Sejumlah penerbangan di beberapa bandara di Kalimantan terdampak kabut asap akibat kebakaran hutan dan lahan (karhutla). Yayasan Lembaga Konsumen Indonesia (YLKI) menegaskan penumpang yang terdampak pembatalan berhak mendapatkan pengembalian dana penuh (full refund) tanpa potongan maupun biaya pembatalan.

Kebakaran itu berskala besar, sampai-sampai asapnya menghadapi jarak pandang. Kondisi itu mempengaruhi penerbangan, terlambat atau pun dibatalkan.

YLKI menilai pembatalan penerbangan akibat gangguan kabut asap karhutla merupakan langkah yang dapat dilakukan maskapai demi keselamatan penerbangan. Namun, konsumen tidak seharusnya ikut menanggung kerugian akibat kondisi yang berada di luar kendali mereka.

Selain memberikan opsi maskapai juga perlu menyediakan pilihan bagi penumpang yang tetap ingin melanjutkan perjalanan. Pilihan tersebut harus disampaikan secara jelas, termasuk ketentuan dan prosedurnya.

Karena itu, YLKI meminta maskapai segera memberikan informasi kepada seluruh penumpang apabila penerbangan mereka terdampak karhutla. Informasi yang cepat, jelas, dan transparan dinilai penting agar konsumen dapat menentukan pilihan tanpa mengalami kerugian lebih lanjut.

"YLKI meminta maskapai memberikan informasi yang cepat, transparan, dan mudah dipahami, terutama mengenai alasan pembatalan serta mekanisme refund atau reschedule. Jangan sampai konsumen justru dipersulit atau dibiarkan dalam ketidakpastian," ujar Sekretaris Eksekutif YLKI, Rio Priambodo, dalam keterangan tertulis, Sabtu (22/8/2026), dikutip dari detikFinance.

Menurut YLKI karhutla tak hanya persoalan lingkungan, tetapi juga memilik dampak langsung terhadap masyarakat termasuk terganggunya transportasi udara. Kondisi itu mengakibatkan traveler dapat mengalami kerugian tambahan akibat terjadinya keterlambatan, pembatalan agenda, maupun biaya perjalanan lainnya.

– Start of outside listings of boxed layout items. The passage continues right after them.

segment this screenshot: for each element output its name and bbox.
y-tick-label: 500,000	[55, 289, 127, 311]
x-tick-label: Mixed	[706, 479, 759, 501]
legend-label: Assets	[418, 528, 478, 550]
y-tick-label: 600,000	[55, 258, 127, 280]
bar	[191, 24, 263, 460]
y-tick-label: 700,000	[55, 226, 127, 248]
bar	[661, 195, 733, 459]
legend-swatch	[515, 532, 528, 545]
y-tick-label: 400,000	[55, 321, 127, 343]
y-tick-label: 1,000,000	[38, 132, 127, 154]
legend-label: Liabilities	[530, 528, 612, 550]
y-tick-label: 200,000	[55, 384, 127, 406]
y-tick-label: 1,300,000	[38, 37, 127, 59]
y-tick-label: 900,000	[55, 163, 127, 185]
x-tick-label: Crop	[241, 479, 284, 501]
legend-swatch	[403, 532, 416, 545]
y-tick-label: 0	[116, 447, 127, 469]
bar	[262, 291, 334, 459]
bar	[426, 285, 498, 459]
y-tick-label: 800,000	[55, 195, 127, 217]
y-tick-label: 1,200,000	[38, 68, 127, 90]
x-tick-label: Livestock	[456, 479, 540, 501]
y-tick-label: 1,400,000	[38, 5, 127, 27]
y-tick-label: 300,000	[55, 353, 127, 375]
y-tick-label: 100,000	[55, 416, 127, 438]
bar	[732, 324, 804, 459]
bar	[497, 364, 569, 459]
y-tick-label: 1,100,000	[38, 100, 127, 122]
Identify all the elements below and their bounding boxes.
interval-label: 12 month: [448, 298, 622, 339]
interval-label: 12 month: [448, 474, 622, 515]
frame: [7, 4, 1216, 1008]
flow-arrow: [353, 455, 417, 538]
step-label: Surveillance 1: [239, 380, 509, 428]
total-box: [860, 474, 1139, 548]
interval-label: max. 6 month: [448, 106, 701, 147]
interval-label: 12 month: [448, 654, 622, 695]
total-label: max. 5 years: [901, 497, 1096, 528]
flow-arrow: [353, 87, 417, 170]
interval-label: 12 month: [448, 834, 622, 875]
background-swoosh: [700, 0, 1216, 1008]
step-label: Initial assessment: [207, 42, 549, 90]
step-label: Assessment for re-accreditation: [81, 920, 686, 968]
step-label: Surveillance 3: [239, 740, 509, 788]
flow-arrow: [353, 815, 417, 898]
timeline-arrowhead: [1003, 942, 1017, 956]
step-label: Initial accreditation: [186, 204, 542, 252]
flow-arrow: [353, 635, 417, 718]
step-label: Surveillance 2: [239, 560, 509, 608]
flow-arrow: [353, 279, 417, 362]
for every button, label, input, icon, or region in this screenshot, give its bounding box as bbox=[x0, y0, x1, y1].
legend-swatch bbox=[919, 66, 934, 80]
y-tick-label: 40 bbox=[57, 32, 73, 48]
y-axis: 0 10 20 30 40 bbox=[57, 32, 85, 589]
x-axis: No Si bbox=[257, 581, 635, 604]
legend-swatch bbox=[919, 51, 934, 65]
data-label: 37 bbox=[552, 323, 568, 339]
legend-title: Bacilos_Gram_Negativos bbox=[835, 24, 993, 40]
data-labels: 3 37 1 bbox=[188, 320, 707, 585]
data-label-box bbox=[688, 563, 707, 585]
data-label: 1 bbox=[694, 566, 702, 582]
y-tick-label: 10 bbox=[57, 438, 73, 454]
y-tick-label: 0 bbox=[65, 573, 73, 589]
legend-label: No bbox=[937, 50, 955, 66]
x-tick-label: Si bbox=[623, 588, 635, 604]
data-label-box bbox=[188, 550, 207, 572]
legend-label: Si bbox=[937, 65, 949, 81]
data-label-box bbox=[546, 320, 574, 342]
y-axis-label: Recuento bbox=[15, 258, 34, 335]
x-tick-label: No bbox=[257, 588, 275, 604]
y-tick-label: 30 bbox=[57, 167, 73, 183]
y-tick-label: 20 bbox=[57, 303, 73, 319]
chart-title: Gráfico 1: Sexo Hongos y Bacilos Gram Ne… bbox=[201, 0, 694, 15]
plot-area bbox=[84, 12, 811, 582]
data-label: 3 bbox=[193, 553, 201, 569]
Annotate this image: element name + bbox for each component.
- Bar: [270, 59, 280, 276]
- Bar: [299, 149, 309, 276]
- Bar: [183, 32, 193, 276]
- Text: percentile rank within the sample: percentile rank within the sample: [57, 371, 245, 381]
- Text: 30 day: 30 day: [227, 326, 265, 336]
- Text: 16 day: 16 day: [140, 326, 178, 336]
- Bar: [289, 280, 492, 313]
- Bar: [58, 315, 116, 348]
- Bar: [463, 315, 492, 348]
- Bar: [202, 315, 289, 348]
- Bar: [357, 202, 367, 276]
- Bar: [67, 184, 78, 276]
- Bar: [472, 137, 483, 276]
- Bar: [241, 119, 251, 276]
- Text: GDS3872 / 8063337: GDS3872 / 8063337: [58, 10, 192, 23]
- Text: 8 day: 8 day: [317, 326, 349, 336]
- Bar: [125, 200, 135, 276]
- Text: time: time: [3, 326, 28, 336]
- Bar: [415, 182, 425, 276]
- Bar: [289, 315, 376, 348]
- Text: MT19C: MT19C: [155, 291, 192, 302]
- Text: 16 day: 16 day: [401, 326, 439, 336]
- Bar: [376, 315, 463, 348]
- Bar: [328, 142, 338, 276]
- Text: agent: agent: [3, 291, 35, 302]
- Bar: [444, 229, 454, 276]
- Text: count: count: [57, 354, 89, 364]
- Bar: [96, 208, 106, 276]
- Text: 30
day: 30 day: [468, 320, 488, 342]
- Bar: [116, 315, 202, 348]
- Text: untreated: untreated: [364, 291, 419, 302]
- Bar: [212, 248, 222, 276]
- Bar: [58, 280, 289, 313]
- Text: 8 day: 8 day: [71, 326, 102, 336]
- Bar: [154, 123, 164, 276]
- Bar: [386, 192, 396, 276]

Karena itu, YLKI mendorong pemerintah dan regulator memastikan adanya mekanisme perlindungan konsumen yang jelas dan seragam dalam menghadapi pembatalan penerbangan akibat karhutla.

"Keselamatan penerbangan adalah prioritas. Namun, ketika penerbangan dibatalkan bukan karena kesalahan konsumen, maka konsumen tidak boleh menjadi pihak yang menanggung kerugian. harus diberikan secara mudah, jelas, dan tanpa penalti," kata dia.